Primeiro encontrei a Giovanna, ainda abraçada ao Edson, alheios à confusão que assomava o salão. A chamei sem olhar diretamente para ela, avisei que estávamos de saída e pedi pra que me esperasse do lado de fora enquanto eu procurava pela Sabrina. Saí rápido demais pra não ter que ver enquanto os dois se despediam.
Rodei o salão todo em busca da Sabrina, só pra encontrá-la vomitando num vaso de plantas de mentira.
– Cacete! – murmurei para mim mesma, antes de ir até ela, tendo o cuidado de respirar pela boca – Sá?
– Oi… – ela respondeu, e voltou-se para mim.
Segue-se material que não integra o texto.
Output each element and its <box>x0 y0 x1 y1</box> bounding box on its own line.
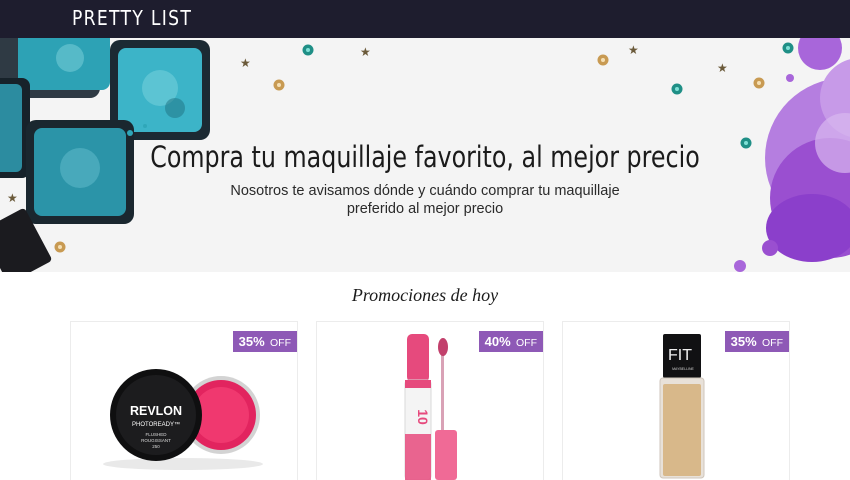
svg-text:★: ★ <box>717 61 728 75</box>
discount-badge: 40% OFF <box>478 331 543 352</box>
promotions-heading: Promociones de hoy <box>351 285 499 305</box>
hero-subtitle: Nosotros te avisamos dónde y cuándo comp… <box>230 183 620 217</box>
product-text-shade: 250 <box>152 444 160 449</box>
product-card-foundation[interactable]: FIT MAYBELLINE 35% OFF <box>562 321 790 480</box>
brand-logo[interactable]: PRETTY LIST <box>72 6 192 30</box>
product-card-blush[interactable]: REVLON PHOTOREADY™ FLUSHED ROUGISSANT 25… <box>70 321 298 480</box>
hero-banner: ★ ★ ★ ★ ★ Compra tu maquillaje favorito,… <box>0 38 850 272</box>
discount-badge: 35% OFF <box>724 331 789 352</box>
discount-off-label: OFF <box>270 337 291 349</box>
product-text-maybelline: MAYBELLINE <box>672 367 694 371</box>
product-text-flushed: FLUSHED <box>145 432 167 437</box>
svg-text:★: ★ <box>360 45 371 59</box>
product-text-rougissant: ROUGISSANT <box>141 438 171 443</box>
hero-title: Compra tu maquillaje favorito, al mejor … <box>150 140 700 174</box>
svg-text:★: ★ <box>628 43 639 57</box>
product-text-photoready: PHOTOREADY™ <box>132 421 180 428</box>
discount-off-label: OFF <box>762 337 783 349</box>
discount-badge: 35% OFF <box>232 331 297 352</box>
discount-off-label: OFF <box>516 337 537 349</box>
discount-percent: 35% <box>730 334 757 349</box>
discount-percent: 40% <box>484 334 511 349</box>
product-card-lipstick[interactable]: 10 40% OFF <box>316 321 544 480</box>
svg-text:★: ★ <box>240 56 251 70</box>
product-text-revlon: REVLON <box>130 404 182 418</box>
discount-percent: 35% <box>238 334 265 349</box>
product-text-fit: FIT <box>668 347 692 364</box>
svg-text:★: ★ <box>7 191 18 205</box>
product-text-ten: 10 <box>415 409 431 425</box>
top-navbar: PRETTY LIST <box>0 0 850 38</box>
Me olhou e começou a rir.
Era patético!
– Já parou de vomitar? – perguntei, irritada, e ela assentiu, ainda rindo – Vamos, a minha mãe chegou.
– Deixa só eu pegar mais um copiiinho! – ela guinchou, tentando ficar de pé e vacilando no processo. Eu a segurei antes que caísse e passei seu braço pelo meu ombro.
– Sem copinho! – saí andando, praticamente carregando-a nas costas – Nada mais de bebida!
– Como você é chaaata!
– E como você é bêêêbada!
– Ah, eu sou, há, há, há!
Rolei os olhos e a arrastei pelo salão até o lado de fora, onde tive que praticamente jogá-la dentro do carro, dando graças a Deus que tinha acabado aquela noite!